In a speech before leaving the presidency, former Nigerien President Issoufou mentioned this step. He saw the closure as an emergency for the ecosystem and the health of citizens. Indeed, 41% of the uranium exploited by the giant Areva comes from Nigerien soil. The company has never been very careful about the working conditions of Nigeriens in its mines. However, Arlit's civil society request to Mohamed Bazoum does not concern the closure in itself. The closure contract excluded more than 800 agents who worked in the mine. Some for over 20 years.

Dark prospects

So we read in the letter: “800 workers will leave with nothing”. No details are given to the procedure which caused this fact. According to a tweet from a SOPAMIN official, the subcontractors were said to have been hired at the end of March.

On the Orano side (Areva), measures would have been planned to compensate workers.
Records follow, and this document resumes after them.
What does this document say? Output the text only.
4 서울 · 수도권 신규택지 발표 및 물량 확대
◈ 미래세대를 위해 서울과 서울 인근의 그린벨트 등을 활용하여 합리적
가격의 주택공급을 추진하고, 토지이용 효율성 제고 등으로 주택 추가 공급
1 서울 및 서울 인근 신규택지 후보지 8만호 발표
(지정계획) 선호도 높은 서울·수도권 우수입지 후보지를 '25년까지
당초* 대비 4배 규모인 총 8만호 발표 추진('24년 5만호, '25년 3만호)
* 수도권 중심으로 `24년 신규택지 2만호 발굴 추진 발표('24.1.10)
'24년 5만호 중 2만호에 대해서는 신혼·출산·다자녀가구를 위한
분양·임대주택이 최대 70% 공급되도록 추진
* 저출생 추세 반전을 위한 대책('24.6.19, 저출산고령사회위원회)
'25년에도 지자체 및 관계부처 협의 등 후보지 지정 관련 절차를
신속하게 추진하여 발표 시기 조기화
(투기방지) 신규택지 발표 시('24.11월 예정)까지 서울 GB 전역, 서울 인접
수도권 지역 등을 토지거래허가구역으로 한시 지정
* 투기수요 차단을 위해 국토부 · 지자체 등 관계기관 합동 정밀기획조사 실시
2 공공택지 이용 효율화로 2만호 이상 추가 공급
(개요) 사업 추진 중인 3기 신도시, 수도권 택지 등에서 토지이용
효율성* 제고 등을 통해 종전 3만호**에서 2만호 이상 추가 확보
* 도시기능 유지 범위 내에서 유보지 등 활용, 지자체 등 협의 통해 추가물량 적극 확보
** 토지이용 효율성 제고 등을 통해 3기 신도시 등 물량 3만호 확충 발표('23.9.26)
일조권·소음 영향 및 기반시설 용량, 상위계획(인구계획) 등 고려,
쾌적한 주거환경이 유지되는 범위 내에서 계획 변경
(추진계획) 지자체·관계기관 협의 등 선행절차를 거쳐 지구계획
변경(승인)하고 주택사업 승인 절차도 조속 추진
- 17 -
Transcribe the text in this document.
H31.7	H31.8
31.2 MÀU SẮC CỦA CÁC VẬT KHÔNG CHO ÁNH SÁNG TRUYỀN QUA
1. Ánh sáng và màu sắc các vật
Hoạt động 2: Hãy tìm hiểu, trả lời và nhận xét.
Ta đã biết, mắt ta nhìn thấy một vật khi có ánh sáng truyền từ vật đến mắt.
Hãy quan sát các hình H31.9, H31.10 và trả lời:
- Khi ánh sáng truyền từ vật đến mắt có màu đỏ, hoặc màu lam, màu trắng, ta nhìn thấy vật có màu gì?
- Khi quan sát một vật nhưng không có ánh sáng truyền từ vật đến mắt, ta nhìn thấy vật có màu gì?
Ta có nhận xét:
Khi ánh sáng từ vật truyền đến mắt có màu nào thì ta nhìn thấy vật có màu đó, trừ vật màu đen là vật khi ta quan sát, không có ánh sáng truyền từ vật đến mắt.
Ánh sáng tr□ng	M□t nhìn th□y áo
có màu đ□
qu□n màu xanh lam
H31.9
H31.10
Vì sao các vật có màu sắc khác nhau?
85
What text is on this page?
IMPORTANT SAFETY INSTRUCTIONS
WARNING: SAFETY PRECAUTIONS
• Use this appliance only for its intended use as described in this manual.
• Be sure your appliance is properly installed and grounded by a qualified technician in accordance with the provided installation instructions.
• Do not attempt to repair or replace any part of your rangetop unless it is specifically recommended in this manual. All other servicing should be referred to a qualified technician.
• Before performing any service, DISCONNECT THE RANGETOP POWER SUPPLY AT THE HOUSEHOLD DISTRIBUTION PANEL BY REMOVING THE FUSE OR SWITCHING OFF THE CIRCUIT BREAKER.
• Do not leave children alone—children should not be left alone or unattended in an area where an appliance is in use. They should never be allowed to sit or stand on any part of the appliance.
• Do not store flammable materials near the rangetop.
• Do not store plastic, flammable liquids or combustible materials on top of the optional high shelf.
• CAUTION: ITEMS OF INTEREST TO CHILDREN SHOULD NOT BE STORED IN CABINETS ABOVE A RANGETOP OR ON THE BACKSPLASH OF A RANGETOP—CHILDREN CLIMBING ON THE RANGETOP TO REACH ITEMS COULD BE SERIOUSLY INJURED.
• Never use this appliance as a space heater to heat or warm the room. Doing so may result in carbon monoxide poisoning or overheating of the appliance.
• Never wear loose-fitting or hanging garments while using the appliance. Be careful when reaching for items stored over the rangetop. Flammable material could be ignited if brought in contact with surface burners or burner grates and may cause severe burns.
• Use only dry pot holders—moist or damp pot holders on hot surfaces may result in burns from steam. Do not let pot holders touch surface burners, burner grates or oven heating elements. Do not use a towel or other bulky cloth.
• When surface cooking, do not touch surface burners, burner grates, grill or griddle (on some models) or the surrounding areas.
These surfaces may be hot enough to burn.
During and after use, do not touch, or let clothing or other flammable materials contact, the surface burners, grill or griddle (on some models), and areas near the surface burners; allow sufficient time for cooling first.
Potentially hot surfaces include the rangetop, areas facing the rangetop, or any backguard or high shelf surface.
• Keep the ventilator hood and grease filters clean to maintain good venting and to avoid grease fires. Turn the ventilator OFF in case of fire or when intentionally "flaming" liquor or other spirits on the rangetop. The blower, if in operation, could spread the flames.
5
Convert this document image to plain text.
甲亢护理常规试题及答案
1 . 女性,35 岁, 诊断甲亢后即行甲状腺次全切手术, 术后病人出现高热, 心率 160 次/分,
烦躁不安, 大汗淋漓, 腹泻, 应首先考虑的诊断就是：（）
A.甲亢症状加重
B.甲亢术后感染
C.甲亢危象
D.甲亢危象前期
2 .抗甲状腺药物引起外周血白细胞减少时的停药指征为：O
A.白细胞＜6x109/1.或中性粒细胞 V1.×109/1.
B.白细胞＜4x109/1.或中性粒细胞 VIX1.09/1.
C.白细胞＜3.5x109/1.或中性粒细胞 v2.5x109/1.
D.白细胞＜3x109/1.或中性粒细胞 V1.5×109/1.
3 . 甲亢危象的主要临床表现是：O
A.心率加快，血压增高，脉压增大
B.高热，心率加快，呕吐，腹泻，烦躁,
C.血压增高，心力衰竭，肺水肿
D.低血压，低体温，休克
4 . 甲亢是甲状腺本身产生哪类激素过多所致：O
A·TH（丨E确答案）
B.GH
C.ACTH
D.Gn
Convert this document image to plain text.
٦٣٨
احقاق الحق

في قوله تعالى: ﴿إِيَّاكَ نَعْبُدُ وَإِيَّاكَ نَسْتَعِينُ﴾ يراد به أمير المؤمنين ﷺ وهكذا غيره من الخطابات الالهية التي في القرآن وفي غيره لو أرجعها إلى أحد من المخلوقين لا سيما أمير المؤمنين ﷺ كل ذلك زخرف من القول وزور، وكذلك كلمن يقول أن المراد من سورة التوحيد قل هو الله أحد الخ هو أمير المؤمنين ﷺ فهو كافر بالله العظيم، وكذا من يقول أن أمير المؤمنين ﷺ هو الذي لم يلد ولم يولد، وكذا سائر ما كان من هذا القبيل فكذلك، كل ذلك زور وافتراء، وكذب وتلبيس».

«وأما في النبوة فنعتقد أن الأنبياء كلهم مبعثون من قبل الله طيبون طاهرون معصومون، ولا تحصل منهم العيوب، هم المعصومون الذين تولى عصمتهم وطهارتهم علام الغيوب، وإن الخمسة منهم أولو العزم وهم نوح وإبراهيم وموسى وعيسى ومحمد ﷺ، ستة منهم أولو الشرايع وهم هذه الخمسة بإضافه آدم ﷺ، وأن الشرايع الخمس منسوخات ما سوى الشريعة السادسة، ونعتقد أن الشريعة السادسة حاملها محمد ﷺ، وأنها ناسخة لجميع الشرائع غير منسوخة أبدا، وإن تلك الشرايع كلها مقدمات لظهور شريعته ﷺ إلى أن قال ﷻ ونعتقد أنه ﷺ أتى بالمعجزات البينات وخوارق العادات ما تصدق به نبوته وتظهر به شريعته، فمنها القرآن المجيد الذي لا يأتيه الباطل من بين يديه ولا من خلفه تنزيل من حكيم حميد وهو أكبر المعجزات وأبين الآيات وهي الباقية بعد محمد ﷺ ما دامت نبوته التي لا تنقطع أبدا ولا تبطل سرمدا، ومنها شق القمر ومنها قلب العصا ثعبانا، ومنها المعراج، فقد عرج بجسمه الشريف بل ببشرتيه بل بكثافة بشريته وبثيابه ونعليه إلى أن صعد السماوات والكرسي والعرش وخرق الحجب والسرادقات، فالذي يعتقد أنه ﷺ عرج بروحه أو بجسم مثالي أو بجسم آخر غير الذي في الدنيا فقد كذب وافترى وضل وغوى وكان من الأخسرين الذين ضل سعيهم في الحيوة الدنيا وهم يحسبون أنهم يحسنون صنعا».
In this case, “financial aid and training”. A buffer solution by the French giant, knowing that most of the subcontractors are over 40 years old. After a career in uranium mining, these people would no longer be competitive in other industries. What Cominak describes as attributing “90% of hours worked to local jobs” does not suit the context. Some of the Akouta mine workers saw their colleagues die of Gulf Syndrome.

Then, the second point in the letter sent to Mohamed Bazoum would concern the environmental issue. The closing of the galleries and the burying of the quarry consist in burying radioactive residues. First, the only protective measure planned is the addition of a layer of clay. This would allow the earth to be separated from the hazardous areas of the quarry. In addition, the machinery used for the operation will be buried with it. So, it would be reasonable to assume that the inhabitants would go and dig up the buried galleries. Recovering motors, cables and other equipment from the mine would allow Arlit's families to support themselves.

For the moment, therefore, the reaction of the mining company is inadequate. For his part, the Nigerien head of state did not respond to the citizen letter he received. The only certainty would be that the landfill work begins within the week, under the supervision of the Ministry of Mines and the Environment of Niger.